Peki Kocaeli gibi koskoca bir şehrin, milyonlarca tl bütçesini yöneten, elinin altınca onlarca memuru, müdürü vb. olan kişinin bu süreci yönetme şekli ne oluyor? Daire Başkanlığı'nın ağırlığına, bürokrasinin gereklerine uygun bir cevap yazısı mı? Elbette hayır. Ortaya çıkan şey, aşağıdaki Twitt'ler.

Ali Yeşildal, bir kurumun başında olabilir, ama yukarda yazdığım gibi kurumsallaşmak zihni bir mefhum. Eğer kurumsallığa uygun bir altyapınız, kurumsal bir muhakemeniz yoksa, hasb-el kader mevkilere gelmiş(getirilmiş) iseniz, böyle "sirkatin söyler"siniz.

Kişinin ne yaptığı, ne olduğunu gösterir: Bunu söylerken Kocaeli Belediyesi'nin de çok sevdiği, kadim bir sözü arkamıza alıyoruz: Ayinesi iştir kişinin...

Koray Onur

 

30 Ocak 2014 Perşembe

KOCAELİ ŞEHİR TİYATROSU'NDAN İSTİFAM

Ülkemizin sanatsal çalışmalarının bir öznesi olmanın zorluğu, sadece sanatın zor olmasından kaynaklanmıyor. Aynı zamanda, iktidarın sürekli sanatçı üzerindeki baskı isteğiyle de mücadele etmenin doğurduğu bir zorluk var. Bu, kamu tiyatroları için de, özel tiyatrolar için de böyle.

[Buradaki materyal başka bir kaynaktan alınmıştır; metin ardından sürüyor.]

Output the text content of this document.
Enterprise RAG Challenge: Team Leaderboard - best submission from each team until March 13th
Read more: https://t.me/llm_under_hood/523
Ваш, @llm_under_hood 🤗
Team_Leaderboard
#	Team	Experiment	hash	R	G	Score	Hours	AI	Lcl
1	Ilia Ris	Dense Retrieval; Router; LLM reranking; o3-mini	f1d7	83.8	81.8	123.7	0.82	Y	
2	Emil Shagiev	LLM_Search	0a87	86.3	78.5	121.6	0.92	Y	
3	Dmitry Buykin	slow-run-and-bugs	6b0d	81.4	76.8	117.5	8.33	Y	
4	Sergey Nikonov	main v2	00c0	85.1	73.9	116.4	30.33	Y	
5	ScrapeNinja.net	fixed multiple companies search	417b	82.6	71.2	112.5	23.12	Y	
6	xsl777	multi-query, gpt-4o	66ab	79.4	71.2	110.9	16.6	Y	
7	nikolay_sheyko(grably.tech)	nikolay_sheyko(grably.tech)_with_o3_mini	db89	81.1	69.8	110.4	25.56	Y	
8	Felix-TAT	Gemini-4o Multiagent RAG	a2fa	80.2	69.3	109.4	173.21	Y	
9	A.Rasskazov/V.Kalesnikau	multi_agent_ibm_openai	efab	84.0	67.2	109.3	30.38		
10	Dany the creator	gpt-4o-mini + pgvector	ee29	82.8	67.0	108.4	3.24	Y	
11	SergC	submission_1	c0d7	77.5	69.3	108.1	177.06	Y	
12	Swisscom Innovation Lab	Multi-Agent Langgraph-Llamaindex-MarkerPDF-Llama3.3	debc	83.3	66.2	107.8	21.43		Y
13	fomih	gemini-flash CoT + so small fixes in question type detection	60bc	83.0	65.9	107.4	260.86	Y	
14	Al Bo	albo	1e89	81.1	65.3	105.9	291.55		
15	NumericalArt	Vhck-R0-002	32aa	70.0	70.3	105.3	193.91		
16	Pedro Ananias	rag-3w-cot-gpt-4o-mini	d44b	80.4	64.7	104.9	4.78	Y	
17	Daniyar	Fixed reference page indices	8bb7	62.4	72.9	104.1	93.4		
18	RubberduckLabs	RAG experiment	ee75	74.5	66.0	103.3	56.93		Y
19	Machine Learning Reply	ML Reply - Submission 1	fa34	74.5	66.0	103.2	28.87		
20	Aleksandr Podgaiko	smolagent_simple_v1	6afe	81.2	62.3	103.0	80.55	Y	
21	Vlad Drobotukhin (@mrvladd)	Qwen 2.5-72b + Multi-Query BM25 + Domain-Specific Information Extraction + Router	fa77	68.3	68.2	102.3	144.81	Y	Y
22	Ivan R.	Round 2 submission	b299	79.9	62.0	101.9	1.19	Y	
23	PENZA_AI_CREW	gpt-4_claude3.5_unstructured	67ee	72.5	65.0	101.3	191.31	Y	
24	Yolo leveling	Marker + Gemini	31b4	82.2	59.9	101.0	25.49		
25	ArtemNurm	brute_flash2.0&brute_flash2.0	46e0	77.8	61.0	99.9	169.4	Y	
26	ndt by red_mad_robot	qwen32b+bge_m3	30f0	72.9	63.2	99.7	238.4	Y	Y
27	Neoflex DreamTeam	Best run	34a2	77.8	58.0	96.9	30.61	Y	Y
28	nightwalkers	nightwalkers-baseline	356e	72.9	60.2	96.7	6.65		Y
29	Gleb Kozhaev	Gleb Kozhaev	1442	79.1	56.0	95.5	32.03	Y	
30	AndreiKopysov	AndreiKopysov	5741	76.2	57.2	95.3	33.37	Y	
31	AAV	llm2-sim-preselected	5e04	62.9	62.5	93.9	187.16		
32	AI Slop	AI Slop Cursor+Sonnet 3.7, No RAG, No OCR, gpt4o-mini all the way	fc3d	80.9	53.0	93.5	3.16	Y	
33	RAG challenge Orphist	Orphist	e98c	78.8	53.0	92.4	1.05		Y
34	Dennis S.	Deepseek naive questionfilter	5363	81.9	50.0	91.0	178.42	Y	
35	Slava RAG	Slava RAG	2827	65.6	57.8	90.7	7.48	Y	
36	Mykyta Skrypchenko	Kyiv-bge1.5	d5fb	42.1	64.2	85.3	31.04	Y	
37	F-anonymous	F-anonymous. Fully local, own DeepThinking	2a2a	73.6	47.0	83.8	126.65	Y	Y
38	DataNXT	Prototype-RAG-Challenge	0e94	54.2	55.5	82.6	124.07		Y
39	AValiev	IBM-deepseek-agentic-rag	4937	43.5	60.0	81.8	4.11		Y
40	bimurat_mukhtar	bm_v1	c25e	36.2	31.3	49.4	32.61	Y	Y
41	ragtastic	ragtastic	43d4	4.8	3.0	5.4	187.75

Ama yine de sanatçıyız/olma yolundayız ya, kamu kurumlarının sağladığı sanatsal estetiğe müsait potansiyel iştahımızı kabartıyor. Orada yer almak, olanaklarından faydalanırken, karınca kararına da olsa, sanatsal yaşama katkıda bulunmak isteği insanın içine düşüveriyor ve kamu tiyatrolarında yer almak fikri yakın gelmeye başlıyor.

Ben de 2008 yılının sonlarında, böyle fikirlerle, Tuzla'da, eski bir torna atölyesini, sanat atölyesine dönüştürerek kurmuş olduğum Tuzla Tiyatro Atölyesi'nin salonunda sınavlarına hazırlanarak girdim, Kocaeli Şehir Tiyatrosu'na. O zamandan bu zamana bir sürü şey oldu tabii.

Ama öyle ya, her şeyin bir sonu oluyor. Bu sonu bazen siz belirlemek zorunda kalıyorsunuz.

İlk paragrafta sözettiğim sıkıntılar her zaman oldu, olacak. Peki ya sanatsal erkin başındakiler estetikten ve hoşgörüden uzaksa? O zaman ne yapacağız? Tiyato Müdürü Turgut Çakar'ın egemenlik kurma uğraşı içinde Ali Yeşildal (ki kendisi Kocaeli Kültür İşleri Daire Başkanı)'ı kendisine "en iyi dost" edinme çabaları ve başarılı olması, son Genel Sanat Yönetmeni Mehmet Çevik'in,  sanatsal üretiden çok "Sanatın sağladığı vitrin"i kullanma çabasıyla devam ettirdiği bir vizyon(suzluk), geldi, hiçbir üretide bulunmayan bir "patron tiyatrosu"na çevirdi bu kurumu.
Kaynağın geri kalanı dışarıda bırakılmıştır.